Nous finirons par la présentation des derniers développements du Cinéma émotif en réalité virtuelle, le prototype EMOTIVE VR et son film pilote neuro-interactif en 360°, Freud, la dernière hypnose, qui correspond à la partie pratique de cette recherche.

Grégory Chatonsky, artiste et chercheur à l’ENS Ulm.

Un cerveau hors de soi : apprentissage, extinction, résurrection

En abordant les flux d’un point de vue historique comme étant le lieu de croisement et de conflit entre la nature, le corps et la technique, on verra comment la séquence contemporaine appartient en fait à une longue et profonde filiation : les réseaux de neurones artificiels, habituellement appelés « intelligence artificielle » rencontrent la possibilité d’une extinction de l’espèce humaine et du vivant en général ramenant la Terre à sa minéralité.

Terre Seconde (2019) et Suspension of Attention (2013) permettront de rendre sensible le lien historique entre l’extinction et la dite « intelligence artificielle ».

Jean-Marie Dallet, artiste et Maître de Conférences HDR, université Paris 8 – Vincennes, laboratoire AIAC [EA 4010].

Architectures de mémoire

L’intervention s’intéressera à l’invention d’un design spécifique portant sur l’élaboration d’interfaces destinées à mettre en forme les mémoires. Cette question est ancienne. Depuis la Grèce, en effet, des techniques ont été imaginées pour ordonner les souvenirs et en autoriser un accès rapide et sûr : processions, palais de mémoire, architectures, par exemple. Aujourd’hui, avec la numérisation des informations et son corollaire, la construction d’ensembles complexes de documents, s’impose la création d’architectures virtuelles permettant l’organisation des données et la navigation au sein de collections mobiles ainsi constituées par les algorithmes.

Le Cédérom La troisième biennale de Lyon (RMN, 1995) réalisé par Jean-Marie Dallet, les consoles archives interactives MIM (Marey Interactif Multimédia, 2010–2011) et VIM (Vasulka Interactif Multimédia, 2014-2019) de même que les dispositifs interactifs Sky Memory Project (2013–2015) conçus par le SLIDERS_lab [F. Curien, J.-M. Dallet], le travail de Robert Edgar, Memory Theatre One (1985) serviront de fil conducteur à cette discussion.

Recherche, arts et pratiques numériques #28 : Écritures documentaires

Mercredi 11 décembre 2019, 10h-13h, S 10h-13h, IMéRA, Marseille, entrée libre.

Crime as art

David Redmon, résident à l’IMéRA, réalisateur, sociologue, criminologie et ethnographie de la vidéo à l’Ecole de Politique, sociologie et recherche sociales de l’université de Kent, Royaume-Uni.

Kim’s Video formerly located at St.

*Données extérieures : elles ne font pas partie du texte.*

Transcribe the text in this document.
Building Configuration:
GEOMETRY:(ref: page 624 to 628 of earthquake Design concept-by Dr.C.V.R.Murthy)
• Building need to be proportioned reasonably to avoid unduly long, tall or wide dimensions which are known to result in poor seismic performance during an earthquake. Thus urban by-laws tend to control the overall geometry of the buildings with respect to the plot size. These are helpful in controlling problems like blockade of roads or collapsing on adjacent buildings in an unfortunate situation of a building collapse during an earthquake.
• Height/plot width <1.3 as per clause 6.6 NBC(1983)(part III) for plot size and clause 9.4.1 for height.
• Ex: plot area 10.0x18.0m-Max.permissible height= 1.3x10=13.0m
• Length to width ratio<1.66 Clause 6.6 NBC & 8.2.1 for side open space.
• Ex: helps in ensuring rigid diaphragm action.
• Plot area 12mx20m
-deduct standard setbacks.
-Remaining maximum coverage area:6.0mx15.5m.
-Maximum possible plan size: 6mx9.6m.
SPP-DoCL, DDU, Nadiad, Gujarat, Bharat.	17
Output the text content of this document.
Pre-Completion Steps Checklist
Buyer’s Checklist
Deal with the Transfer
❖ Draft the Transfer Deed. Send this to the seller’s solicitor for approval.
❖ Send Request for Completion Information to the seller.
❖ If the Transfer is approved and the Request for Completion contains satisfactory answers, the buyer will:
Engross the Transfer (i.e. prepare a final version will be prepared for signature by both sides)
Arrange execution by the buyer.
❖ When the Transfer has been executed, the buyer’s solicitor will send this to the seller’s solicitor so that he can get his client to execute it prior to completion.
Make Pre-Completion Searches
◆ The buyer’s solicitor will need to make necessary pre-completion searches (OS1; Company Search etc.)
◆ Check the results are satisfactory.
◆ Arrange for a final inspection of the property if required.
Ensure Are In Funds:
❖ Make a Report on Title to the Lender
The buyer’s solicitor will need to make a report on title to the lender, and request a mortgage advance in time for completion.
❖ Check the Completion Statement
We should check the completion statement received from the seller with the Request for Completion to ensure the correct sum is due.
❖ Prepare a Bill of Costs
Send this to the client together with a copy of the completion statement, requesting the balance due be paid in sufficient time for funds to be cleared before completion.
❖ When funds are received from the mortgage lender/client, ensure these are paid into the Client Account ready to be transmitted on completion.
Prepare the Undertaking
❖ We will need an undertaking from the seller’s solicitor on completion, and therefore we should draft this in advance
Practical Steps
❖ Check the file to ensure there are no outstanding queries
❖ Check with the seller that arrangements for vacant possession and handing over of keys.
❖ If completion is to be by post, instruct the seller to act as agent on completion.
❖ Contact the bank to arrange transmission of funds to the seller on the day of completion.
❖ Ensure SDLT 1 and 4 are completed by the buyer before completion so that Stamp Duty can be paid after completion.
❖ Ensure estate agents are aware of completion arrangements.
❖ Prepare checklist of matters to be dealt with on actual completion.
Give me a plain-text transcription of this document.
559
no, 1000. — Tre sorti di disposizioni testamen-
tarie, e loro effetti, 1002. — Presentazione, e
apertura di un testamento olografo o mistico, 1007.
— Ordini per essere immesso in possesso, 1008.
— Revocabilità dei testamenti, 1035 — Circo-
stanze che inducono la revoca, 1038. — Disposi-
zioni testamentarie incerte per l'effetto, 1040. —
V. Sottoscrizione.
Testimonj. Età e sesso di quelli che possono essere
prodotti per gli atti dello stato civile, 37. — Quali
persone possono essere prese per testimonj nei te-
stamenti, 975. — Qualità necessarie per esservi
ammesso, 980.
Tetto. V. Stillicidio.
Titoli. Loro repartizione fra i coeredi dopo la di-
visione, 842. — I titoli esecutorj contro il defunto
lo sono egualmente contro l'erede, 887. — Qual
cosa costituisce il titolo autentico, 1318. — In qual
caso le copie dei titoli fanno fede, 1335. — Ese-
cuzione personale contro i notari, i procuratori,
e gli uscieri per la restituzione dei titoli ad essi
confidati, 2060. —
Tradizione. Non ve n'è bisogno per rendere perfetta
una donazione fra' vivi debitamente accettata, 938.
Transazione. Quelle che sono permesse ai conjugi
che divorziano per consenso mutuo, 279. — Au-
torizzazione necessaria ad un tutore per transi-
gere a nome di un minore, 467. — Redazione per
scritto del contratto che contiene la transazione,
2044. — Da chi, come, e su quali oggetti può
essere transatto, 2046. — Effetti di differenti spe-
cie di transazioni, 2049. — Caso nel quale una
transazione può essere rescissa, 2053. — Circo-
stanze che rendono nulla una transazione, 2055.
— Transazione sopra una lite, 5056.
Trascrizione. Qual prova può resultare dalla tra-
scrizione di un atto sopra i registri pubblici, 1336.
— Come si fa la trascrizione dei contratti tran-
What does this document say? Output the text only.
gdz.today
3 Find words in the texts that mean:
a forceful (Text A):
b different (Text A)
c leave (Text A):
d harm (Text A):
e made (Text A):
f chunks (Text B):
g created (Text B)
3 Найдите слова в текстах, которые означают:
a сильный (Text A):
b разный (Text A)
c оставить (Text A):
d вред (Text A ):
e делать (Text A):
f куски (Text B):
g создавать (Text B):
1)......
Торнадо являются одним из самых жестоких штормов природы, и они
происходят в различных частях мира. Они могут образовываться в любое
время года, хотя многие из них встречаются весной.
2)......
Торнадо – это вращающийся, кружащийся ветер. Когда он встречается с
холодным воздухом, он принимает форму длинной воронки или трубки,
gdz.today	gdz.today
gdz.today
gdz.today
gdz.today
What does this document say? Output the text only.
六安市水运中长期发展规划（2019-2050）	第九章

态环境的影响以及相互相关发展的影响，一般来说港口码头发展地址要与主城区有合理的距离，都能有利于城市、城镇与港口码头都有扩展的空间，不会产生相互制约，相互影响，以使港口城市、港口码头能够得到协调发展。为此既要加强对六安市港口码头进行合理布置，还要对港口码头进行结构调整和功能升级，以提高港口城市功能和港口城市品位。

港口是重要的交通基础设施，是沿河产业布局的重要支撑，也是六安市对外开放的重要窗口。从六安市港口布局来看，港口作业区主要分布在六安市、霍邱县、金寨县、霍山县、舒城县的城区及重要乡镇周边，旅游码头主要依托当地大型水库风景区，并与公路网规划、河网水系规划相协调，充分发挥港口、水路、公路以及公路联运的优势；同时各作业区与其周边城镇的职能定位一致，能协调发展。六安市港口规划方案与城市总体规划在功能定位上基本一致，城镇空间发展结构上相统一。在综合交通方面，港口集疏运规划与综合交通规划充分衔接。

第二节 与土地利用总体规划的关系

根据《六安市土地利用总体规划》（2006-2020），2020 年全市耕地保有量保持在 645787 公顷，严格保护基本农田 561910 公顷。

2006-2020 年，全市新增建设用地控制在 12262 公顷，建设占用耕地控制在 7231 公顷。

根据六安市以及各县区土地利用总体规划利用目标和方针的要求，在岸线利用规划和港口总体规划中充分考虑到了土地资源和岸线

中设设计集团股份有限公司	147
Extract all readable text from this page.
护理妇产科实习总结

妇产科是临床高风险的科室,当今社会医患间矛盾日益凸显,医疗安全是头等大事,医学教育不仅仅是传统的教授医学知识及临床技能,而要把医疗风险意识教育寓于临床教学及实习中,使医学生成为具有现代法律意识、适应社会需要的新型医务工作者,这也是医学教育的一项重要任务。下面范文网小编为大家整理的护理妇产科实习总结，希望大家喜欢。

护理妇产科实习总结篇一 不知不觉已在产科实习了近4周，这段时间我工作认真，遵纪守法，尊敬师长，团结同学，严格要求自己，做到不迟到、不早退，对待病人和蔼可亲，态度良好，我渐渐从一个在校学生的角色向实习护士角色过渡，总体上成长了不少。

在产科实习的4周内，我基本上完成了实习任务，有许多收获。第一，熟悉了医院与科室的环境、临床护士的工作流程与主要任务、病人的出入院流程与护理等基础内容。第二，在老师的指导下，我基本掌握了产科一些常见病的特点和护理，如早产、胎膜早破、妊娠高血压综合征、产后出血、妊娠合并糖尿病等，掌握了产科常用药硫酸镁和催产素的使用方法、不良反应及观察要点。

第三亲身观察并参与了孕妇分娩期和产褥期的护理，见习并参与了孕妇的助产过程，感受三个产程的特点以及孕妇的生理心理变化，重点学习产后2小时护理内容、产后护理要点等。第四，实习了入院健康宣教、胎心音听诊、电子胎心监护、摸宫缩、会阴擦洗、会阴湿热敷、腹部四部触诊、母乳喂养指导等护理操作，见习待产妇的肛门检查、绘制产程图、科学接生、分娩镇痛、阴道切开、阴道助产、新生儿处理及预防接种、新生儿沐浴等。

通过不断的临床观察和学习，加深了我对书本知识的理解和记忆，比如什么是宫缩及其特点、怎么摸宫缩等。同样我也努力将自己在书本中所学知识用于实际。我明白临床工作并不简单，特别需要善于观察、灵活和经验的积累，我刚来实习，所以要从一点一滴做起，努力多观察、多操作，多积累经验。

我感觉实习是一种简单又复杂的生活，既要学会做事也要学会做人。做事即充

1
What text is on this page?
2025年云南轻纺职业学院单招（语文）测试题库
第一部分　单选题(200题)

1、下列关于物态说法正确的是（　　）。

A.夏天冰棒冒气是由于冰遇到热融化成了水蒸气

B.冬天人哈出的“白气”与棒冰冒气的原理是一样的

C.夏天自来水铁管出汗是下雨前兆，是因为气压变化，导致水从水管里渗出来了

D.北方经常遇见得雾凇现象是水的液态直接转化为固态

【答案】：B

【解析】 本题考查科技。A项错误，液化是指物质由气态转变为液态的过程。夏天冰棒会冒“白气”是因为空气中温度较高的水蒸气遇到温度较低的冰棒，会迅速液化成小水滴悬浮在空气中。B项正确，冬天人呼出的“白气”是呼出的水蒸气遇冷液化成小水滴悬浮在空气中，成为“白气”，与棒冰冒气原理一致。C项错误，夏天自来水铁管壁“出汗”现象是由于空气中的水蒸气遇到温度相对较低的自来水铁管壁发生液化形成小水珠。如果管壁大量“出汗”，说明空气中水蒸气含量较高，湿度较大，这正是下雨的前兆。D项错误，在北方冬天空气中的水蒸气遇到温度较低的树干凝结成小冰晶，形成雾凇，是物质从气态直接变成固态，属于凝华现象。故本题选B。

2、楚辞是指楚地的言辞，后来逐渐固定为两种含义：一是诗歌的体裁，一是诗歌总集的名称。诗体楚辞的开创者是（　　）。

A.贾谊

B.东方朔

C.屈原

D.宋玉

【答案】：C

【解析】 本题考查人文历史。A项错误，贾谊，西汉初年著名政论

Marks Place in NYC was known to have one of the most comprehensive video collections in the world. However, with the rise of digital streaming, Kim’s Video, as a business model, became obsolete. In September 2008, its owner Mr. Yongman Kim put an open call on the Internet offering to donate his entire collection of 55,000 VHS and DVDs. He received over 60 offers, and chose to send the collection to Salemi, Sicily. But why and how was the now-defunct video store Kim’s Video (NYC) sent to Sicily? What happened to the Kim’s Video collection after it arrived to Sicily? What is the state of the collection today 11 years later?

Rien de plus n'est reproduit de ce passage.